One of the aspects that influences a distributed system most is communication between the different elements of the system. There is already quite a number of things that can go wrong in a simple client-server scenario; that number becomes simply mind-boggling in a large microservices architecture. If you wish to have a better grasp of why this is the case in detail, read the Challenges with Distributed Systems paper from the Amazon Builders’ Library, which is referenced in the Further Reading section of this chapter. In a nutshell, in a distributed system, you have to assume that every single line of code in your system that induces network communication may not work as expected. If you have a simple client-server system, it may still be managed without too much trouble, but if you have a system split into tens, hundreds, or more components distributed all over the place, a small glitch in one of these lines of code could cause a complete failure of the entire system. So, the more distributed your system is, the more complex failure handling becomes, which also explains why monolithic architectures are still around (ever wondered why some companies still have mainframes?).
So, how can you design your workload to keep it from being strongly impacted by network issues causing increased latency or even data loss?
Here are some best practices that you should follow.
One of the hardest things to handle with distributed systems is time constraints. If you’ve read the paper from the Amazon Builders’ Library that was pointed out earlier, you know that distributed systems with hard real-time constraints have extremely strict reliability requirements.
The following questions also become important to consider. Does your workload have hard real-time constraints? Does it require rapid, synchronous responses within seconds? Or does it have soft real-time constraints for which responses are allowed within a broader time window, for instance, a few minutes or more? Or, on the other end of the spectrum, does it mostly work as an offline system that can handle responses through batch processing.
In any case, having a clear understanding of which type of distributed system you have to build is paramount.
In a distributed system, what you want to avoid at all costs is that a component’s failure has a ripple effect and causes a disruption of other components until the entire system fails. So, rule #1 for the solutions architect when designing distributed systems is to loosely couple components that depend on each other.
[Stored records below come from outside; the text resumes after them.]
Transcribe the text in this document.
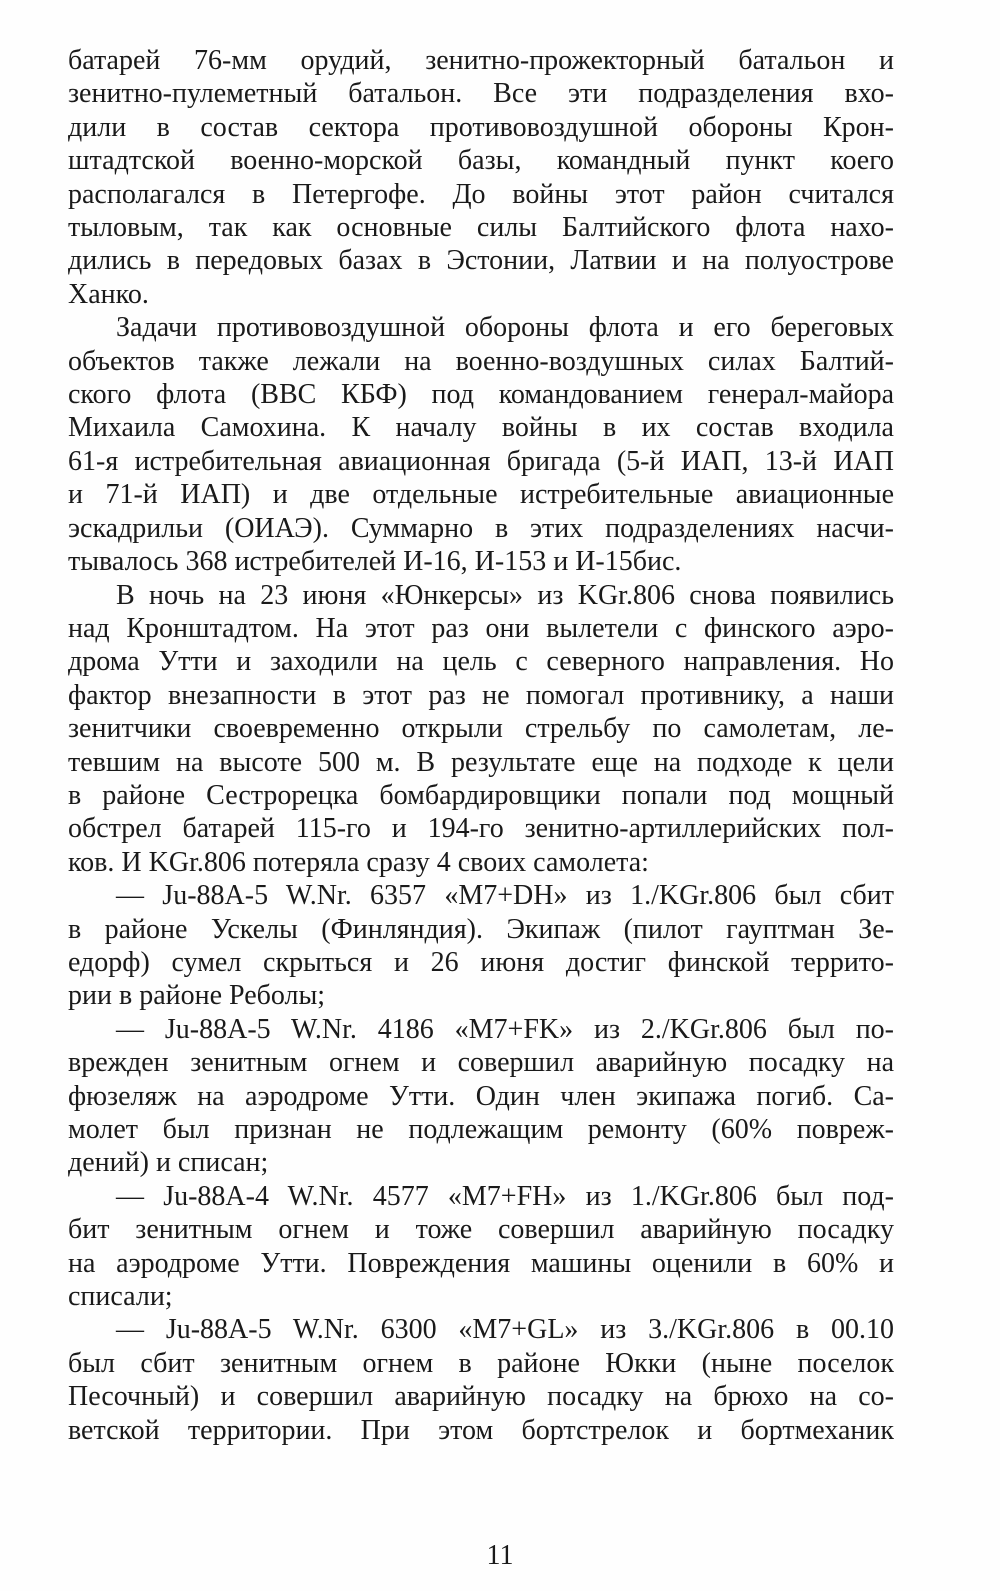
батарей 76-мм орудий, зенитно-прожекторный батальон и
зенитно-пулеметный батальон. Все эти подразделения вхо-
дили в состав сектора противовоздушной обороны Крон-
штадтской военно-морской базы, командный пункт коего
располагался в Петергофе. До войны этот район считался
тыловым, так как основные силы Балтийского флота нахо-
дились в передовых базах в Эстонии, Латвии и на полуострове
Ханко.
Задачи противовоздушной обороны флота и его береговых
объектов также лежали на военно-воздушных силах Балтий-
ского флота (ВВС КБФ) под командованием генерал-майора
Михаила Самохина. К началу войны в их состав входила
61-я истребительная авиационная бригада (5-й ИАП, 13-й ИАП
и 71-й ИАП) и две отдельные истребительные авиационные
эскадрильи (ОИАЭ). Суммарно в этих подразделениях насчи-
тывалось 368 истребителей И-16, И-153 и И-15бис.
В ночь на 23 июня «Юнкерсы» из KGr.806 снова появились
над Кронштадтом. На этот раз они вылетели с финского аэро-
дрома Утти и заходили на цель с северного направления. Но
фактор внезапности в этот раз не помогал противнику, а наши
зенитчики своевременно открыли стрельбу по самолетам, ле-
тевшим на высоте 500 м. В результате еще на подходе к цели
в районе Сестрорецка бомбардировщики попали под мощный
обстрел батарей 115-го и 194-го зенитно-артиллерийских пол-
ков. И KGr.806 потеряла сразу 4 своих самолета:
— Ju-88A-5 W.Nr. 6357 «M7+DH» из 1./KGr.806 был сбит
в районе Ускелы (Финляндия). Экипаж (пилот гауптман Зе-
едорф) сумел скрыться и 26 июня достиг финской террито-
рии в районе Реболы;
— Ju-88A-5 W.Nr. 4186 «M7+FK» из 2./KGr.806 был по-
врежден зенитным огнем и совершил аварийную посадку на
фюзеляж на аэродроме Утти. Один член экипажа погиб. Са-
молет был признан не подлежащим ремонту (60% повреж-
дений) и списан;
— Ju-88A-4 W.Nr. 4577 «M7+FH» из 1./KGr.806 был под-
бит зенитным огнем и тоже совершил аварийную посадку
на аэродроме Утти. Повреждения машины оценили в 60% и
списали;
— Ju-88A-5 W.Nr. 6300 «M7+GL» из 3./KGr.806 в 00.10
был сбит зенитным огнем в районе Юкки (ныне поселок
Песочный) и совершил аварийную посадку на брюхо на со-
ветской территории. При этом бортстрелок и бортмеханик
11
Loose coupling brings more resiliency since a failure in a given component does not immediately impact other components that depend on it. It also brings more agility, as a positive side effect. When isolating components through loose coupling, components’ life cycles become independent of each other. You can start modifying the code of these components, to bring improvements or fix issues. Then, if you respect the contract that has been defined through the interface of a component, changes in their implementation are less likely to affect others. You may wonder why this is not being heavily asserted here. Well, changing a component’s implementation may, for instance, make it perform faster or slower, and even though you didn’t change its interface, it could still impact other components depending on it. For the same reasons, loose coupling also extends the flexibility and scalability of the system. In a system, not all components perform equally well or need identical resources for processing. But, when components are loosely coupled, you have the opportunity to scale them independently of each other, based on their individual needs.
Figure 6.1: Tight coupling
Now, you could think of implementing loose coupling in either synchronous or asynchronous mode. It may be a surprise to some, but loose coupling does not necessarily imply asynchronous communication, so don’t confuse the two.
Loose coupling two components means that you add an intermediate processing step, acting as a decoupling mechanism between the two. But the end-to-end communication could still take place synchronously. As illustrated in the following diagram, think of a load balancer, such as an ELB load balancer, between a client and a group of servers, for instance. A client making a request is loosely coupled to each server behind the load balancer, yet the communication happens synchronously.
Figure 6.2: Loose coupling (synchronous communication)
That said, to further improve resiliency, it is advised, whenever possible, to use asynchronous communication between loosely coupled components. That’s the best approach whenever an immediate response, other than the acknowledgment of the request, is not required. Think, for instance, of a queueing mechanism, such as Amazon SQS, buffering the requests between two components, as illustrated in the following diagram. Similarly, you could use some other mechanism, such as a notification system (for instance, Amazon SNS), a workflow engine (such as AWS Step Functions), or a streaming system (such as Amazon Kinesis), to handle asynchronous communication between loosely coupled components.
Figure 6.3: Loose coupling (asynchronous communication)
In a similar fashion, you could also think of using an event-driven architecture, where event producers and event consumers are loosely coupled, and an event engine (such as Amazon EventBridge) plays the role of an intermediate system.